CD8⁺ T cells stimulated by peptide in the absence or presence of IL-12 develop the ability to produce the effector cytokine IFN-γ. C57BL/6 mice received OT-I/PL LN cells by adoptive transfer on day −1 and were left unchallenged or challenged with 10 μg OVA_257–264/mouse either alone or with 1 μg/mouse of IL-12 on day 0. (A) On day 3, LN and spleen cells were harvested and incubated in vitro with peptide; cells were fixed, permeabilized, and stained to detect IFN-γ production as described previously in Materials and Methods. Histograms are gated on endogenous CD8⁺ (Thy1.1-negative lymphocytes [thin line]) or gated on transgenic CD8⁺ (Thy1.1-positive lymphocytes [bold line]). The percentage of OT-I/PL cells expressing IFN-γ is shown. Results shown are for one of two animals in each group; results were essentially the same for the other animal in each group. (B) On day 3, LN and spleen cells were analyzed by flow cytometry to determine the number of OT-I/PL cells in each animal, and the total number of IFN-γ–producing OT-I/PL cells was calculated by multiplying the percent IFN-γ⁺ by the total number of OT-I/PL cells.
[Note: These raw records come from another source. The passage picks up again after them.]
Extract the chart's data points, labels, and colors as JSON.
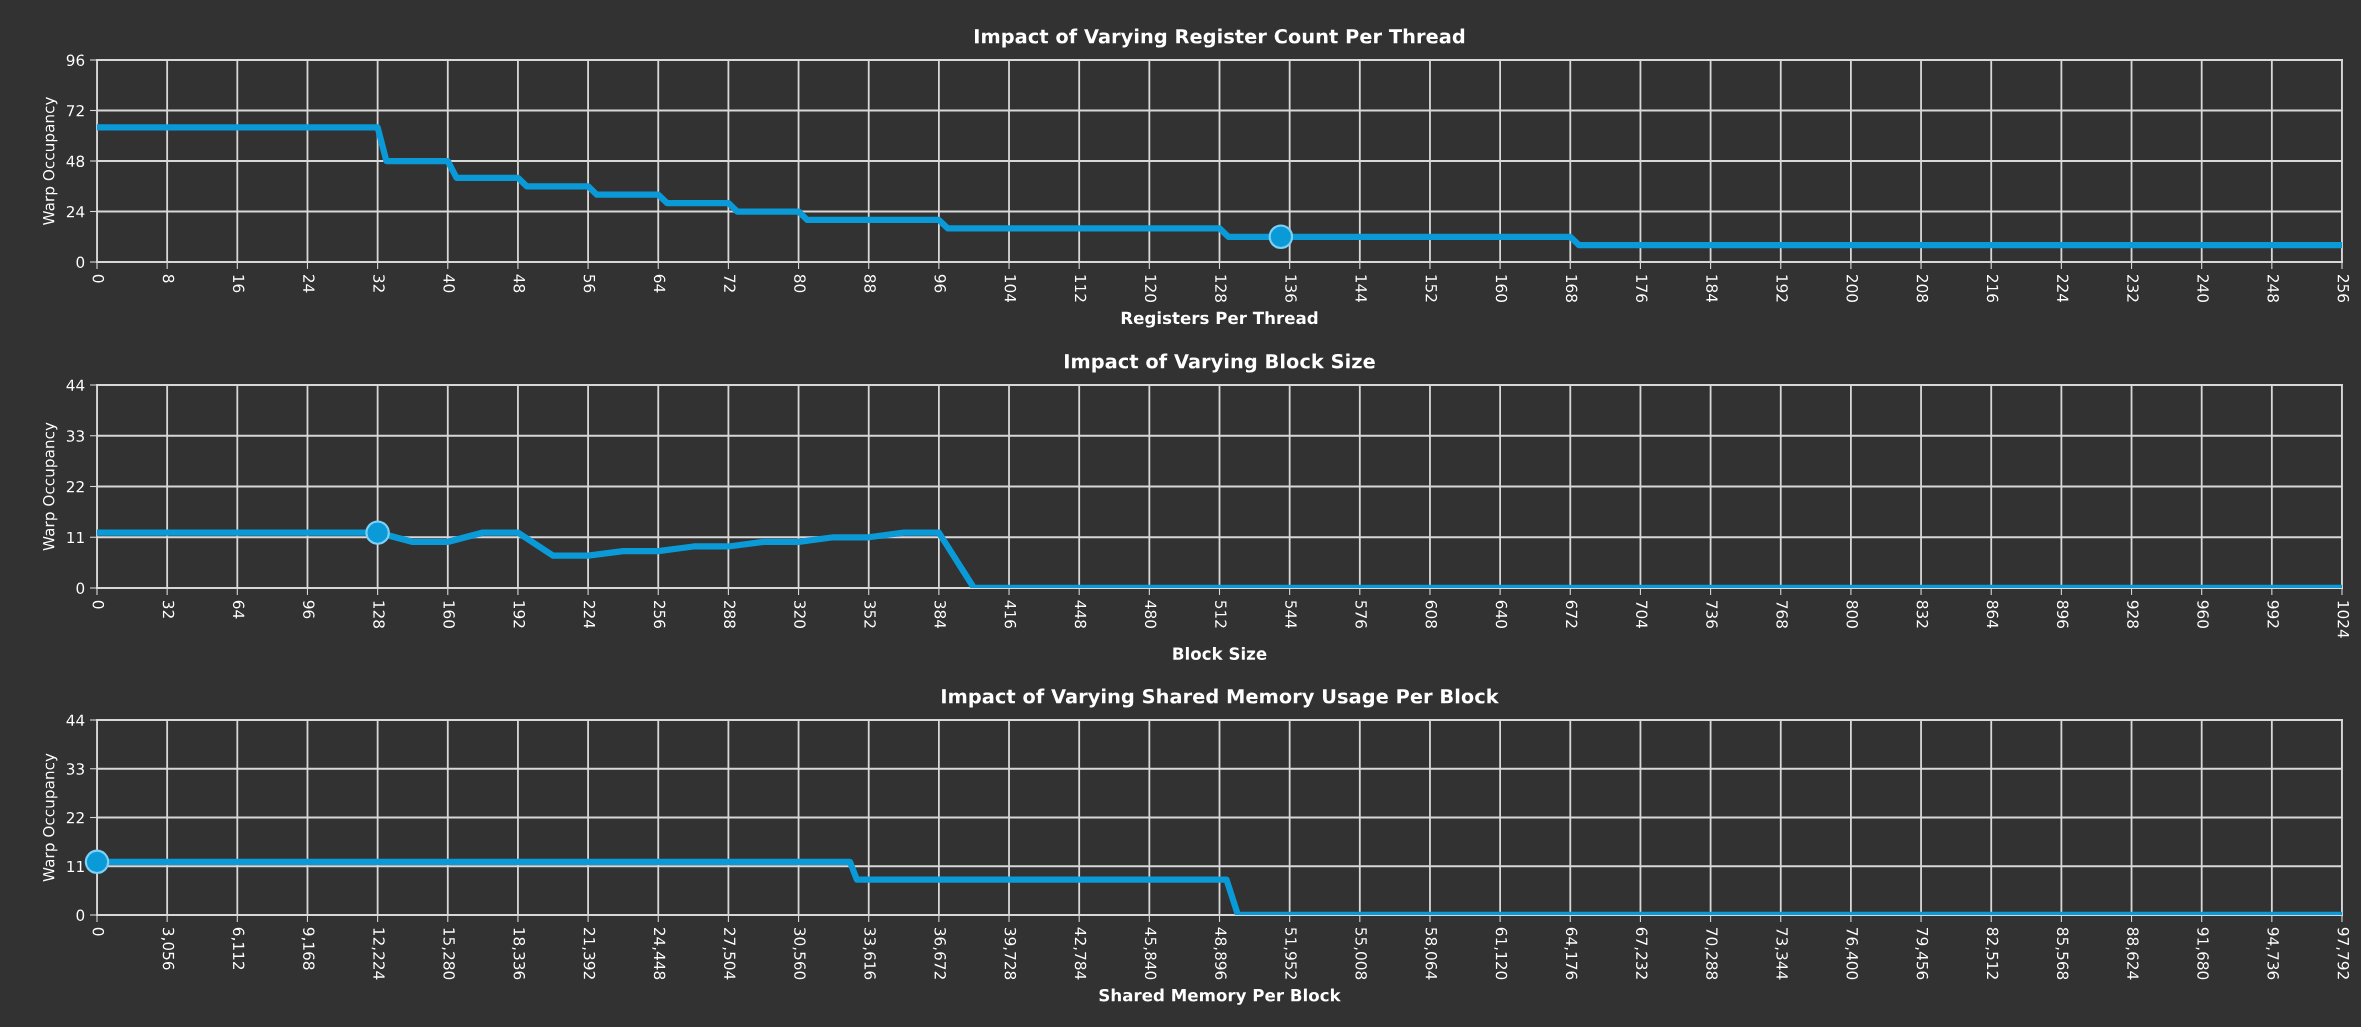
{
  "chart_data": [
    {
      "type": "line",
      "title": "Impact of Varying Register Count Per Thread",
      "xlabel": "Registers Per Thread",
      "ylabel": "Warp Occupancy",
      "grid": true,
      "xlim": [
        0,
        256
      ],
      "ylim": [
        0,
        96
      ],
      "xticks": [
        0,
        8,
        16,
        24,
        32,
        40,
        48,
        56,
        64,
        72,
        80,
        88,
        96,
        104,
        112,
        120,
        128,
        136,
        144,
        152,
        160,
        168,
        176,
        184,
        192,
        200,
        208,
        216,
        224,
        232,
        240,
        248,
        256
      ],
      "yticks": [
        0,
        24,
        48,
        72,
        96
      ],
      "series": [
        {
          "color": "#0a9ad8",
          "x": [
            0,
            32,
            33,
            40,
            41,
            48,
            49,
            56,
            57,
            64,
            65,
            72,
            73,
            80,
            81,
            96,
            97,
            128,
            129,
            168,
            169,
            256
          ],
          "values": [
            64,
            64,
            48,
            48,
            40,
            40,
            36,
            36,
            32,
            32,
            28,
            28,
            24,
            24,
            20,
            20,
            16,
            16,
            12,
            12,
            8,
            8
          ]
        },
        {
          "type": "scatter",
          "marker": "circle",
          "color": "#0a9ad8",
          "x": [
            135
          ],
          "values": [
            12
          ]
        }
      ]
    },
    {
      "type": "line",
      "title": "Impact of Varying Block Size",
      "xlabel": "Block Size",
      "ylabel": "Warp Occupancy",
      "grid": true,
      "xlim": [
        0,
        1024
      ],
      "ylim": [
        0,
        44
      ],
      "xticks": [
        0,
        32,
        64,
        96,
        128,
        160,
        192,
        224,
        256,
        288,
        320,
        352,
        384,
        416,
        448,
        480,
        512,
        544,
        576,
        608,
        640,
        672,
        704,
        736,
        768,
        800,
        832,
        864,
        896,
        928,
        960,
        992,
        1024
      ],
      "yticks": [
        0,
        11,
        22,
        33,
        44
      ],
      "series": [
        {
          "color": "#0a9ad8",
          "x": [
            0,
            128,
            144,
            160,
            176,
            192,
            208,
            224,
            240,
            256,
            272,
            288,
            304,
            320,
            336,
            352,
            368,
            384,
            400,
            1024
          ],
          "values": [
            12,
            12,
            10,
            10,
            12,
            12,
            7,
            7,
            8,
            8,
            9,
            9,
            10,
            10,
            11,
            11,
            12,
            12,
            0,
            0
          ]
        },
        {
          "type": "scatter",
          "marker": "circle",
          "color": "#0a9ad8",
          "x": [
            128
          ],
          "values": [
            12
          ]
        }
      ]
    },
    {
      "type": "line",
      "title": "Impact of Varying Shared Memory Usage Per Block",
      "xlabel": "Shared Memory Per Block",
      "ylabel": "Warp Occupancy",
      "grid": true,
      "xlim": [
        0,
        97792
      ],
      "ylim": [
        0,
        44
      ],
      "xticks": [
        0,
        {
          "value": 3056,
          "label": "3,056"
        },
        {
          "value": 6112,
          "label": "6,112"
        },
        {
          "value": 9168,
          "label": "9,168"
        },
        {
          "value": 12224,
          "label": "12,224"
        },
        {
          "value": 15280,
          "label": "15,280"
        },
        {
          "value": 18336,
          "label": "18,336"
        },
        {
          "value": 21392,
          "label": "21,392"
        },
        {
          "value": 24448,
          "label": "24,448"
        },
        {
          "value": 27504,
          "label": "27,504"
        },
        {
          "value": 30560,
          "label": "30,560"
        },
        {
          "value": 33616,
          "label": "33,616"
        },
        {
          "value": 36672,
          "label": "36,672"
        },
        {
          "value": 39728,
          "label": "39,728"
        },
        {
          "value": 42784,
          "label": "42,784"
        },
        {
          "value": 45840,
          "label": "45,840"
        },
        {
          "value": 48896,
          "label": "48,896"
        },
        {
          "value": 51952,
          "label": "51,952"
        },
        {
          "value": 55008,
          "label": "55,008"
        },
        {
          "value": 58064,
          "label": "58,064"
        },
        {
          "value": 61120,
          "label": "61,120"
        },
        {
          "value": 64176,
          "label": "64,176"
        },
        {
          "value": 67232,
          "label": "67,232"
        },
        {
          "value": 70288,
          "label": "70,288"
        },
        {
          "value": 73344,
          "label": "73,344"
        },
        {
          "value": 76400,
          "label": "76,400"
        },
        {
          "value": 79456,
          "label": "79,456"
        },
        {
          "value": 82512,
          "label": "82,512"
        },
        {
          "value": 85568,
          "label": "85,568"
        },
        {
          "value": 88624,
          "label": "88,624"
        },
        {
          "value": 91680,
          "label": "91,680"
        },
        {
          "value": 94736,
          "label": "94,736"
        },
        {
          "value": 97792,
          "label": "97,792"
        }
      ],
      "yticks": [
        0,
        11,
        22,
        33,
        44
      ],
      "series": [
        {
          "color": "#0a9ad8",
          "x": [
            0,
            32800,
            33100,
            49200,
            49700,
            97792
          ],
          "values": [
            12,
            12,
            8,
            8,
            0,
            0
          ]
        },
        {
          "type": "scatter",
          "marker": "circle",
          "color": "#0a9ad8",
          "x": [
            0
          ],
          "values": [
            12
          ]
        }
      ]
    }
  ]
}
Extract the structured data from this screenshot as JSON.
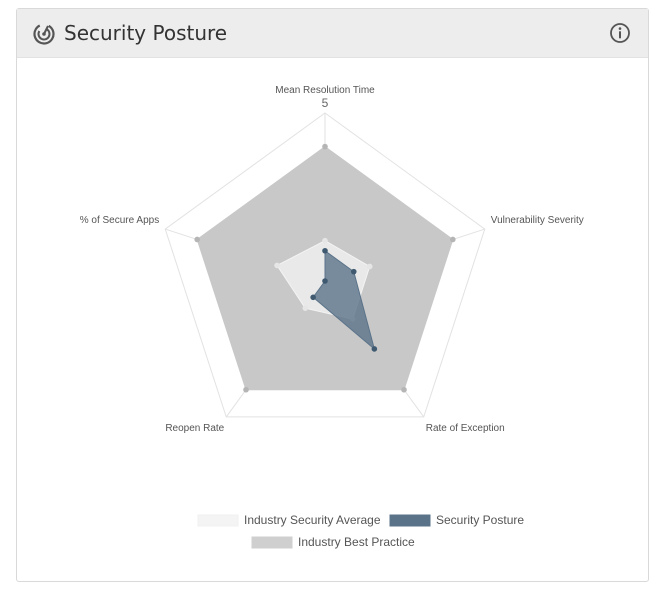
{
  "header": {
    "title": "Security Posture",
    "icon": "radar-icon",
    "info_icon": "info-icon"
  },
  "chart_data": {
    "type": "radar",
    "axes": [
      "Mean Resolution Time",
      "Vulnerability Severity",
      "Rate of Exception",
      "Reopen Rate",
      "% of Secure Apps"
    ],
    "scale_max": 5,
    "tick_labels": [
      "5"
    ],
    "series": [
      {
        "name": "Industry Security Average",
        "values": [
          1.2,
          1.4,
          1.4,
          1.0,
          1.5
        ],
        "color": "#f4f4f4"
      },
      {
        "name": "Security Posture",
        "values": [
          0.9,
          0.9,
          2.5,
          0.6,
          0.0
        ],
        "color": "#5b7389"
      },
      {
        "name": "Industry Best Practice",
        "values": [
          4.0,
          4.0,
          4.0,
          4.0,
          4.0
        ],
        "color": "#c8c8c8"
      }
    ],
    "legend_position": "bottom"
  }
}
Results shown are the average from two animals; error bars represent the range. (C) On day 3, LN and spleen cells were assayed for lytic activity against ⁵¹Cr-labeled E.G7 targets at LN or spleen cell:target cell ratios of 100, 50, 25, and 12.5:1. These ratios were converted to OT-I/PL target ratios by multiplying by the percent OT-I/PL cells in each LN or spleen cell population. The results shown are for one of the two animals in each treatment group, the other animal in each group showed essentially identical lytic activity.

Figure 6.

CD8⁺ T cells that expand in vivo in response to peptide in the absence of IL-12 are unable to develop lytic effector function after secondary challenge with peptide and adjuvant. C57BL/6 mice received 3 × 10⁶ OT-I/PL LN cells by adoptive transfer on day −1 and were challenged on day 0 with 10 μg OVA_257–264 either alone or with 1 μg/mouse of IL-12. After 40 d, mice were left unchallenged, or were rechallenged with 10 μg OVA_257–264 with 50 μg LPS. (A and B) After an additional 3 d, LN and spleen cells were analyzed by flow cytometry to determine the number of OT-I/PL cells in each mouse. Results shown for mice that did not receive a secondary challenge are the average of two animals; error bars represent the range. Results for mice that were rechallenged with peptide and LPS represent the average of four (primary with peptide) or three (primary with peptide + IL-12) animals; SDs are shown. (C and D) LN and spleen cells from animals that were rechallenged with peptide and LPS were assayed for lytic activity against ⁵¹Cr-labeled E.G7 targets at total viable cell:target ratios of 100, 50, 25, and 12.5:1. These ratios were converted to OT-I/PL ratios based on the percentage of OT-I/PL cells in each population. Results for the individual mice in each group are shown. LN and spleen cells from mice that did not receive a secondary challenge with peptide and LPS had no lytic activity at this time, whether the primary challenge was with peptide alone or peptide and IL-12 (not depicted). The results shown are from one of four essentially identical experiments.

Figure 7.

CD8⁺ T cells that expand in vivo in response to peptide in the absence of IL-12 have reduced ability to produce IFN-γ after secondary challenge with peptide and adjuvant. LN and spleen cells from the mice described in Fig. 6 that were rechallenged with peptide and LPS were incubated in vitro with OVA_257-264 peptide for 5 h; cells were fixed, permeabilized, and stained to detect IFN-γ production as described in Materials and Methods. (A and B) The percentage of OT-I cells in the LN and spleen that were producing IFN-γ is shown. (C and D) The geometric mean fluorescence intensity of IFN-γ staining in the IFN-γ + OT-I cells is shown. Results in A–D are the averages of four (primary with peptide) and three (primary with peptide + IL-12) mice; SDs are shown.